Heavy metal ions can be removed by adding hydroxide ions. When hydroxide ions are added to a solution containing nickel ions, a precipitate of nickel(II) hydroxide, \({\text{Ni(OH}}{{\text{)}}_{\text{2}}}\), is formed.

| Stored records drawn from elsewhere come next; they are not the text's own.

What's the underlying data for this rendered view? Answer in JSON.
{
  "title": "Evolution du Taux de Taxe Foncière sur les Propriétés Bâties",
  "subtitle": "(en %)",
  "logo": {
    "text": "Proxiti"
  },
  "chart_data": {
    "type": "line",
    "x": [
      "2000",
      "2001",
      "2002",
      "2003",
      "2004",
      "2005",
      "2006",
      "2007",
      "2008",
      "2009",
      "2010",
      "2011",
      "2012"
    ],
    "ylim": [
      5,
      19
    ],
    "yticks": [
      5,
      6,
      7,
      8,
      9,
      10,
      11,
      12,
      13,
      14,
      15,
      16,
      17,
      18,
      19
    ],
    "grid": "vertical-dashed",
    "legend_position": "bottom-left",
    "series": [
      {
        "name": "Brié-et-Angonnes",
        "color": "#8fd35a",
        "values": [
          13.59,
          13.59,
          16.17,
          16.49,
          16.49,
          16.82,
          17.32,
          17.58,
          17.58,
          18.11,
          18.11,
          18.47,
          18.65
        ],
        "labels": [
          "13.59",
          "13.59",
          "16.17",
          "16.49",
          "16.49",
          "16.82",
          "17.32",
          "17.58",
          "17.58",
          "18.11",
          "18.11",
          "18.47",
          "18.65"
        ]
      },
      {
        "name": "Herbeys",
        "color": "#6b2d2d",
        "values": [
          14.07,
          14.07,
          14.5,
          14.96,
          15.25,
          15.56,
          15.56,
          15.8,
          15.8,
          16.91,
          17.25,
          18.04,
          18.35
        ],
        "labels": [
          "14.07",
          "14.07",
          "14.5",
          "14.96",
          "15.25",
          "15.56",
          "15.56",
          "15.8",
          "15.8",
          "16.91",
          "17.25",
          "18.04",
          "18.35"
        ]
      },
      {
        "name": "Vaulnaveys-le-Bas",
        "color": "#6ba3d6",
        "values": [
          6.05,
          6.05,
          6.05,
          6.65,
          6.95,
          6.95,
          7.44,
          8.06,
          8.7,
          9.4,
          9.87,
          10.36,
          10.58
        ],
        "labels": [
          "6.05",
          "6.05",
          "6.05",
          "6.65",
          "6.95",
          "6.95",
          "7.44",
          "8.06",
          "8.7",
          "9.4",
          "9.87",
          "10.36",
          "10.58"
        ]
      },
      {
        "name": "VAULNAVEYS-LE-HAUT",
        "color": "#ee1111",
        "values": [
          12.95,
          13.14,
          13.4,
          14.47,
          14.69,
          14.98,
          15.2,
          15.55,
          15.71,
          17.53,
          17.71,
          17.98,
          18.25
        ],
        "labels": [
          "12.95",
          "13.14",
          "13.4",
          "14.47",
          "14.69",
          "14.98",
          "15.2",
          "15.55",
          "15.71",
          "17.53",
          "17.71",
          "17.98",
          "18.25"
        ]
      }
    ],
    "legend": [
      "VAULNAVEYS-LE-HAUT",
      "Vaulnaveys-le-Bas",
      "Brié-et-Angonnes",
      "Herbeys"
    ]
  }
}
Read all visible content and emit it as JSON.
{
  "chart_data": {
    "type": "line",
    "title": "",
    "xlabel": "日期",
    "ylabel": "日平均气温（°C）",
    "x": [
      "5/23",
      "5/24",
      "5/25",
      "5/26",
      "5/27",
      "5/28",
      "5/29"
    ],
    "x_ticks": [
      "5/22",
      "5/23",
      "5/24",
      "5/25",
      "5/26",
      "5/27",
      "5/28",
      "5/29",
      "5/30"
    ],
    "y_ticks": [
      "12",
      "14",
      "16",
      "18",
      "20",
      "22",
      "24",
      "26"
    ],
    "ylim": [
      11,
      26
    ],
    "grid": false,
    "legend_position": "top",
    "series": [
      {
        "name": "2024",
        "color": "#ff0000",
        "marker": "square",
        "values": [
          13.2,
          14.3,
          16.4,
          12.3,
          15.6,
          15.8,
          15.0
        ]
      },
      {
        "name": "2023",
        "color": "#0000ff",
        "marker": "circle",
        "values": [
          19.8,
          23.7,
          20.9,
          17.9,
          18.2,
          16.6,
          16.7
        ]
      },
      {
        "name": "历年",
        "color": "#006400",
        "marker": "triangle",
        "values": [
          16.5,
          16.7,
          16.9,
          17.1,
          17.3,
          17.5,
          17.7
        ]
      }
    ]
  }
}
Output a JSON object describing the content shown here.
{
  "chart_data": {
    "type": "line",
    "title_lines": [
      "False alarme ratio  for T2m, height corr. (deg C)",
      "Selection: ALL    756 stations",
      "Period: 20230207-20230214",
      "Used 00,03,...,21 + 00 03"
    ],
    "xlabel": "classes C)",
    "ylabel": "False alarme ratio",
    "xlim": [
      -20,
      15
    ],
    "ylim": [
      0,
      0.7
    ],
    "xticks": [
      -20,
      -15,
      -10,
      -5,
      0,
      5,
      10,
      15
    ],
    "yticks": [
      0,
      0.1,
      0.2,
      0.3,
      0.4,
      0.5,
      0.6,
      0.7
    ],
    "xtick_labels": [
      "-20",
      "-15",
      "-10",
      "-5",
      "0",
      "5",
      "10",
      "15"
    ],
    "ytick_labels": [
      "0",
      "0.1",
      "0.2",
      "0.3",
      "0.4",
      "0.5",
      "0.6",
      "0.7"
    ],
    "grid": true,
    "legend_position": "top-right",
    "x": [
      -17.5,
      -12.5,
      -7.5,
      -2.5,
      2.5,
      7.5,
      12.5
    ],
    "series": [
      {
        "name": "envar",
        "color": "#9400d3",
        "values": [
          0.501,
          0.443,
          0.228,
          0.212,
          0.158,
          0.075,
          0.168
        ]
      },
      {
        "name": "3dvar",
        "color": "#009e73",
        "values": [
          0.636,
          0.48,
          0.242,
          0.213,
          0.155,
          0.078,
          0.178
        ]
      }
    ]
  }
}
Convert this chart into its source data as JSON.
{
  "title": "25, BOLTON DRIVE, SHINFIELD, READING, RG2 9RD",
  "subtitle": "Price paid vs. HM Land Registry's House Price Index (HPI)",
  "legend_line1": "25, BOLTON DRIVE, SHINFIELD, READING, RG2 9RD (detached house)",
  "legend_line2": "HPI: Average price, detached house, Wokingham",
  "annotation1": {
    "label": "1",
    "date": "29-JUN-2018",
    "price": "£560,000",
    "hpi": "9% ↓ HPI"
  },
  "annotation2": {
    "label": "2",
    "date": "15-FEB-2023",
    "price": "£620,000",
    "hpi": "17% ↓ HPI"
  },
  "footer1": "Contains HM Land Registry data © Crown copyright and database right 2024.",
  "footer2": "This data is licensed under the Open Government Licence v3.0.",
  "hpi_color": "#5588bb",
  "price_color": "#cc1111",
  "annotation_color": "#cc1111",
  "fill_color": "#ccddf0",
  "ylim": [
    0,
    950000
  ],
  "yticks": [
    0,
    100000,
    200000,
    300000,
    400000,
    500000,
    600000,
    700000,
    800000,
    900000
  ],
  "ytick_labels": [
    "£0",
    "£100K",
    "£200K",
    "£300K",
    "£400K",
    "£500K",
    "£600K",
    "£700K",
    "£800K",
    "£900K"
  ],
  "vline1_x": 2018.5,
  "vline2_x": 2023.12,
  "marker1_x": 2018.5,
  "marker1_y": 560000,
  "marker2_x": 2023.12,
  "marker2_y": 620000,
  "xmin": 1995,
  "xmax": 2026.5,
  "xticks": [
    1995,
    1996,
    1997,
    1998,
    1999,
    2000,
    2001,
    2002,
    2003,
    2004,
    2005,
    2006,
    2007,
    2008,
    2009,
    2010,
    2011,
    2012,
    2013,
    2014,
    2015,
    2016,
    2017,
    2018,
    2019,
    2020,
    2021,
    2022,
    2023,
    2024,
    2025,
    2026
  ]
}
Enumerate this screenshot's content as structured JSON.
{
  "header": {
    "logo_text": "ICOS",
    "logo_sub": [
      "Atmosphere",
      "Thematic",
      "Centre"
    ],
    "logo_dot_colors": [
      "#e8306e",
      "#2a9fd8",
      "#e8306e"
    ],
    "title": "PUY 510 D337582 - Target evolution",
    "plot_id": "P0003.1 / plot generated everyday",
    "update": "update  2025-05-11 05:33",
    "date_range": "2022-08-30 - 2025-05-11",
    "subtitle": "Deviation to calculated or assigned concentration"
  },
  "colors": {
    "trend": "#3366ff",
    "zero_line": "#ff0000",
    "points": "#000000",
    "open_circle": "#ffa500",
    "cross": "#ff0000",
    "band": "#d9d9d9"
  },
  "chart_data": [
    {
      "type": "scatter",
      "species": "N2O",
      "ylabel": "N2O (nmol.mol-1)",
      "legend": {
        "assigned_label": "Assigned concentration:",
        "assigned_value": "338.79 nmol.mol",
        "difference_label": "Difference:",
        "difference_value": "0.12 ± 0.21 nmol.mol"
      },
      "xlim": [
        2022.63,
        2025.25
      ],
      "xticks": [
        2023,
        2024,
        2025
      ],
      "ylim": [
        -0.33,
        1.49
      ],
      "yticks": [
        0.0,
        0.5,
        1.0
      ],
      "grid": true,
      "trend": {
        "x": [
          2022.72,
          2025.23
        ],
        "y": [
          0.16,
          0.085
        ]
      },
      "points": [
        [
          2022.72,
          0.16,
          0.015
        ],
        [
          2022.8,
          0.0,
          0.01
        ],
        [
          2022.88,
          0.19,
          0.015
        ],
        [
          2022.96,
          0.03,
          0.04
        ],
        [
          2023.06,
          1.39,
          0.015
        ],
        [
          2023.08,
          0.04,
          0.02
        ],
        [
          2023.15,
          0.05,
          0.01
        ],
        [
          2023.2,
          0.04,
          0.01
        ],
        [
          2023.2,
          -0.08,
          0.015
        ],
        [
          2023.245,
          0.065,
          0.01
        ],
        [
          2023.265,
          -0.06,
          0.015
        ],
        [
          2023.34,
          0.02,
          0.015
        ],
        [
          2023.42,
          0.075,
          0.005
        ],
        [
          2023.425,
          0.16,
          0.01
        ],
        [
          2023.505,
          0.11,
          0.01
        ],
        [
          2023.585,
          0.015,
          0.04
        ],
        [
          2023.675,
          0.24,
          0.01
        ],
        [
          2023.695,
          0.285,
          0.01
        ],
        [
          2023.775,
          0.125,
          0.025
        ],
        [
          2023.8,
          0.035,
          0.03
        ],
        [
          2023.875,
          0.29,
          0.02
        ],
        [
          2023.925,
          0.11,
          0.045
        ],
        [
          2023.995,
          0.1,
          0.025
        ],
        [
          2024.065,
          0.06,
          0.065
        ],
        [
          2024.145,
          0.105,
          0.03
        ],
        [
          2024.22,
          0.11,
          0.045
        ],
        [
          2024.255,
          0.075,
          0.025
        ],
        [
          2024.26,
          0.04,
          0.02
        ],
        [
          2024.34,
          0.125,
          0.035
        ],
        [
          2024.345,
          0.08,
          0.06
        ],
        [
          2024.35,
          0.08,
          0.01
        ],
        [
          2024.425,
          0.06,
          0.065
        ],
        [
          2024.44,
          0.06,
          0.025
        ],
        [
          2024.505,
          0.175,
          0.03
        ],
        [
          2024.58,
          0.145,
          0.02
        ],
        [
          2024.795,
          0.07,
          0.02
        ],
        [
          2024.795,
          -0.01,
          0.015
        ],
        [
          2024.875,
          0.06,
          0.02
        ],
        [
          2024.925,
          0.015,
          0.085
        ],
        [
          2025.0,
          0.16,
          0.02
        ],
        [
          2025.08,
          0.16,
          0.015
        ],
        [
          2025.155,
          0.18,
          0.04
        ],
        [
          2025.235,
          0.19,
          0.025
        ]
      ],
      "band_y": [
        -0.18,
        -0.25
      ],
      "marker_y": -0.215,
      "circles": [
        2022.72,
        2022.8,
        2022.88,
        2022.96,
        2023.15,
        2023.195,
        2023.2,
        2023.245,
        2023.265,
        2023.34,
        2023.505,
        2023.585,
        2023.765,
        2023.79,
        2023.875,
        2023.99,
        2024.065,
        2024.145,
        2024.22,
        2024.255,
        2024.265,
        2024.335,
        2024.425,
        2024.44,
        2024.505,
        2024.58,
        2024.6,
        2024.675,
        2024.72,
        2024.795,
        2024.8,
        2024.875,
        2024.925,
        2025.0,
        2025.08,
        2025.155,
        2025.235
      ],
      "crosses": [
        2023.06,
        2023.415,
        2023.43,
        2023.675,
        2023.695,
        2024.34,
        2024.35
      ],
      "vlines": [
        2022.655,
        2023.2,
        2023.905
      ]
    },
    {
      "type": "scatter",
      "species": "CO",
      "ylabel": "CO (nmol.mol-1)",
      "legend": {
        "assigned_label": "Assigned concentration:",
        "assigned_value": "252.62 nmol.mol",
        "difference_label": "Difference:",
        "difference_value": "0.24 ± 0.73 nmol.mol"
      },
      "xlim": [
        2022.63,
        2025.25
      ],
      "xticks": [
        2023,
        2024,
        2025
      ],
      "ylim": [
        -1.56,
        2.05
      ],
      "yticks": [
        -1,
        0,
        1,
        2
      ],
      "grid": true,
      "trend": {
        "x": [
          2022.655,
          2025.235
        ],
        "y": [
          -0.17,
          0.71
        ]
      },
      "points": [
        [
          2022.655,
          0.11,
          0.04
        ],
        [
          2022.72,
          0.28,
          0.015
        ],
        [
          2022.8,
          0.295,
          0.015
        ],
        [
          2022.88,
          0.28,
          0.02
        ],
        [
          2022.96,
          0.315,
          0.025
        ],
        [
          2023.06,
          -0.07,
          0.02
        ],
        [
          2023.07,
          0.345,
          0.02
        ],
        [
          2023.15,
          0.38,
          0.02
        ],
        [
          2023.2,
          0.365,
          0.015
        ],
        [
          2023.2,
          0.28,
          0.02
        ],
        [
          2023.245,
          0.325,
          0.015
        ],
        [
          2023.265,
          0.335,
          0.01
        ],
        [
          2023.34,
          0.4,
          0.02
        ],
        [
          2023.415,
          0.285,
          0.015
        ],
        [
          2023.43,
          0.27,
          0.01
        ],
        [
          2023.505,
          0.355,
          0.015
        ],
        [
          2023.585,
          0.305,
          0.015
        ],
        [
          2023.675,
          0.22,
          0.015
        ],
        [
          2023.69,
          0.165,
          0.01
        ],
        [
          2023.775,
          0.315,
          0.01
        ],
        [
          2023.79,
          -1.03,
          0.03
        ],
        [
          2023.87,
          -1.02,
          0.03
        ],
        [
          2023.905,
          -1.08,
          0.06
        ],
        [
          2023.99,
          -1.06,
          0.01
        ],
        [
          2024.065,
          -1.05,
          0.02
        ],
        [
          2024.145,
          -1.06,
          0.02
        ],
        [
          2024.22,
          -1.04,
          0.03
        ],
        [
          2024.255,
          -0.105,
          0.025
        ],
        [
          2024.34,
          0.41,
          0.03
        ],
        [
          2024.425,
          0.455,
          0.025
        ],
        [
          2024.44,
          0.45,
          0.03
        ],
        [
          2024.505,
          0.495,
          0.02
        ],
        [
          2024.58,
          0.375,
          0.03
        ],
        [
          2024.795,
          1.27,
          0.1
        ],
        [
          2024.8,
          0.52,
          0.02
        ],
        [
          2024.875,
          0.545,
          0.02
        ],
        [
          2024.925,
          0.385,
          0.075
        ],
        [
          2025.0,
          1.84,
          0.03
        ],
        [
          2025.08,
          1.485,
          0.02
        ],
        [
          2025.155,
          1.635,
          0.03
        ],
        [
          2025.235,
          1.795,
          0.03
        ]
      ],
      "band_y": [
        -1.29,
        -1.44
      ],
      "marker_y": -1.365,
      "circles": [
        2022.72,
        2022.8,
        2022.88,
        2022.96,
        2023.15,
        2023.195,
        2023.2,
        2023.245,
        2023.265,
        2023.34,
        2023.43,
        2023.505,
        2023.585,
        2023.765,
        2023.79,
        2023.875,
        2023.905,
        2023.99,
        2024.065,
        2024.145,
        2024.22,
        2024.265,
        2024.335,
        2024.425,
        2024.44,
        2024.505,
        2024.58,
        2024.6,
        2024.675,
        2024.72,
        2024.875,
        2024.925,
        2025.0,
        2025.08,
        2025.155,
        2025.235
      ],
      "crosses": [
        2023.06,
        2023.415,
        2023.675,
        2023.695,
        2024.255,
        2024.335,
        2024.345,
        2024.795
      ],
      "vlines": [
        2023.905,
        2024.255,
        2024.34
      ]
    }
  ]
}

The solubility product of nickel(II) hydroxide is \(6.50 \times {10^{ - 18}}\) at 298 K. Determine the mass of nickel ions that remains in one litre (\({\text{1.00 d}}{{\text{m}}^{\text{3}}}\)) of water at 298 K with a pH of 7 after the precipitation reaction has occurred.

\({K_{{\text{sp}}}} = {\text{[N}}{{\text{i}}^{2 + }}{\text{]}} \times {{\text{[O}}{{\text{H}}^ - }{\text{]}}^2}\);

\({\text{[O}}{{\text{H}}^ - }{\text{]}} = 2{\text{[N}}{{\text{i}}^{2 + }}{\text{] hence }}{K_{{\text{sp}}}} = 4{{\text{[N}}{{\text{i}}^{2 + }}{\text{]}}^3}\);

\({\text{[N}}{{\text{i}}^{2 + }}{\text{]}} = {\left( {\frac{{6.50 \times {{10}^{ - 18}}}}{4}} \right)^{\frac{1}{2}}} = 1.18 \times {10^{ - 6}}{\text{ mol}}\,{\text{d}}{{\text{m}}^{ - 3}}\);

Mass of \({\text{N}}{{\text{i}}^{2 + }}\) in \({\text{1 d}}{{\text{m}}^3} = 58.71 \times 1.18 \times {10^{ - 6}} = 6.90 \times {10^{ - 5}}{\text{ g}}\);

Award [4] for correct final answer.

Accept

K_sp = [Ni²⁺] \( \times \) [OH^–]²;

pH = pOH = 7 \( \to \) [OH^–] = 10^–7 mol\(\,\)dm^–3;

[Ni²⁺] = \(\frac{{6.50 \times 1{0^{ - 18}}}}{{{{(1{0^{ - 7}})}^2}}}\) = 6.50 \( \times \) 10^–4 mol\(\,\)dm^–3;

Mass of Ni²⁺ in 1 dm³ = 6.50 \( \times \) 10^–4 \( \times \) 58.71 = 3.82 \( \times \) 10^–2 g;

Award [4] for correct final answer.

Part (d) was poorly answered. Only very few candidates scored full marks, generally giving the alternative calculation. Some managed to score partial and EFC marks.